Die polizeiliche Erfassung und Verfolgung
In den Jahre 1938 und 1939 wurde schließlich ein kriminalpolizeilicher Apparat aufgebaut, der eigens der „Zigeunerbekämpfung" diente. Er erstreckte sich von der „Reichszentrale zur Bekämpfung des Zigeunerunwesens" in Berlin bis hinunter zu den Ortspolizeibehörden. Die institutionellen Voraussetzungen für eine reichseinheitliche Unterdrückung der Sinti und Roma waren damit gegeben, ohne dass ein reicheinheitliches Gesetz gegen Sinti und Roma formuliert wurde.
Am 8. Dezember 1938 begründete Heinrich Himmler in seinem Runderlass, oft als „Grunderlass“ zitiert, die weiteren Verfolgungsmaßnahmen gegen die in Deutschland lebenden Sinti und Roma. Zunächst sollten die 0,03 Prozent der deutschen Bevölkerung systematisch erfasst werden. Er verlangte zudem eine „Regelung der Zigeunerfrage aus dem Wesen dieser Rasse heraus", wie er schrieb. Damit prägte der moderne Rassismus nun auch die polizeiliche Verfolgung der Sinti und Roma.

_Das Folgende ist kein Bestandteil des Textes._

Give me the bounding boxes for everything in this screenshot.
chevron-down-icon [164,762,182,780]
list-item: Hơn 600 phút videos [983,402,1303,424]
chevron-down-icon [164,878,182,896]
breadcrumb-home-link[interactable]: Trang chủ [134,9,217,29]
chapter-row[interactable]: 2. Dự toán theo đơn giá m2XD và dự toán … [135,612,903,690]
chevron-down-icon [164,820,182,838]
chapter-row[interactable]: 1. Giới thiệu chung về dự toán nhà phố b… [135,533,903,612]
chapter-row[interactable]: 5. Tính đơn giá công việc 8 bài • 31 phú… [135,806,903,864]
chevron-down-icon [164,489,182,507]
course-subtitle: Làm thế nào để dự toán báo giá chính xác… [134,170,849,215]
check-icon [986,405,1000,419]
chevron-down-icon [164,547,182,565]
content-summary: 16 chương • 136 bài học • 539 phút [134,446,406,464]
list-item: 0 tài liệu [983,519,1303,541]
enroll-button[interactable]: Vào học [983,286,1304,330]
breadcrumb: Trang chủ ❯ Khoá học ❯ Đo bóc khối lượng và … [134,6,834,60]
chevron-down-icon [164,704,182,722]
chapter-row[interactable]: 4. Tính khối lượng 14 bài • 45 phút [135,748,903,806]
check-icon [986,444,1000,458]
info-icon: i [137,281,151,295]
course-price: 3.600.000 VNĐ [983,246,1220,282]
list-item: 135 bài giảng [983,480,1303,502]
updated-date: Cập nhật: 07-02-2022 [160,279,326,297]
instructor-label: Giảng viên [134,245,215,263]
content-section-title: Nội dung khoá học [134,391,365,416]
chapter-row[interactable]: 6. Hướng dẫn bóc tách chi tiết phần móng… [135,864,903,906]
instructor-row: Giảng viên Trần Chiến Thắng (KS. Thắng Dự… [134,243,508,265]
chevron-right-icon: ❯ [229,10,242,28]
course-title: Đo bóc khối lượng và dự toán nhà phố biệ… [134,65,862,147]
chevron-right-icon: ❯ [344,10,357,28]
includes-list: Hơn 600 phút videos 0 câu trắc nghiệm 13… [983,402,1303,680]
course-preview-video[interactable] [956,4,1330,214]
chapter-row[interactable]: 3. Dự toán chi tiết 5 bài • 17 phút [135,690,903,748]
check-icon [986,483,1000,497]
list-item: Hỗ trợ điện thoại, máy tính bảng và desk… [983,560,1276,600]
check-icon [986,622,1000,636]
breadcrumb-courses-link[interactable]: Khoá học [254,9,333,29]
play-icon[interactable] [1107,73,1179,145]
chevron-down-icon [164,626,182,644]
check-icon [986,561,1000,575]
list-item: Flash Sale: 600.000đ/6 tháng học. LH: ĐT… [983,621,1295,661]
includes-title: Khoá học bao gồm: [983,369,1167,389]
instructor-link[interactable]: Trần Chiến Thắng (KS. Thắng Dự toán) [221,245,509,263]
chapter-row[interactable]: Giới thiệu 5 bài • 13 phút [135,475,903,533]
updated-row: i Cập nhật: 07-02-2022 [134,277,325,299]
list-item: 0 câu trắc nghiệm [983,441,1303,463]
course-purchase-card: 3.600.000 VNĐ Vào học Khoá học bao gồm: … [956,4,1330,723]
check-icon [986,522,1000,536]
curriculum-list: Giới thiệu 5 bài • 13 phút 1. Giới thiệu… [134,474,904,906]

Am 17. Oktober 1939 ordnete das mittlerweile geschaffene Reichssicherheitshauptamt an, dass „Zigeuner und Zigeunermischlinge" bis auf weiteres ihren Wohn- bzw. Aufenthaltsort nicht mehr verlassen dürften.
Durch diese „Festschreibung“ wurde Sinti und Roma ihre bisherige Berufsausübung untersagt. Gleichzeitig wurden sie vor Ort zur Arbeit verpflichtet mit einer sozial-, arbeits- und steuerrechtlichen Schlechterstellung gegenüber der Mehrheitsbevölkerung.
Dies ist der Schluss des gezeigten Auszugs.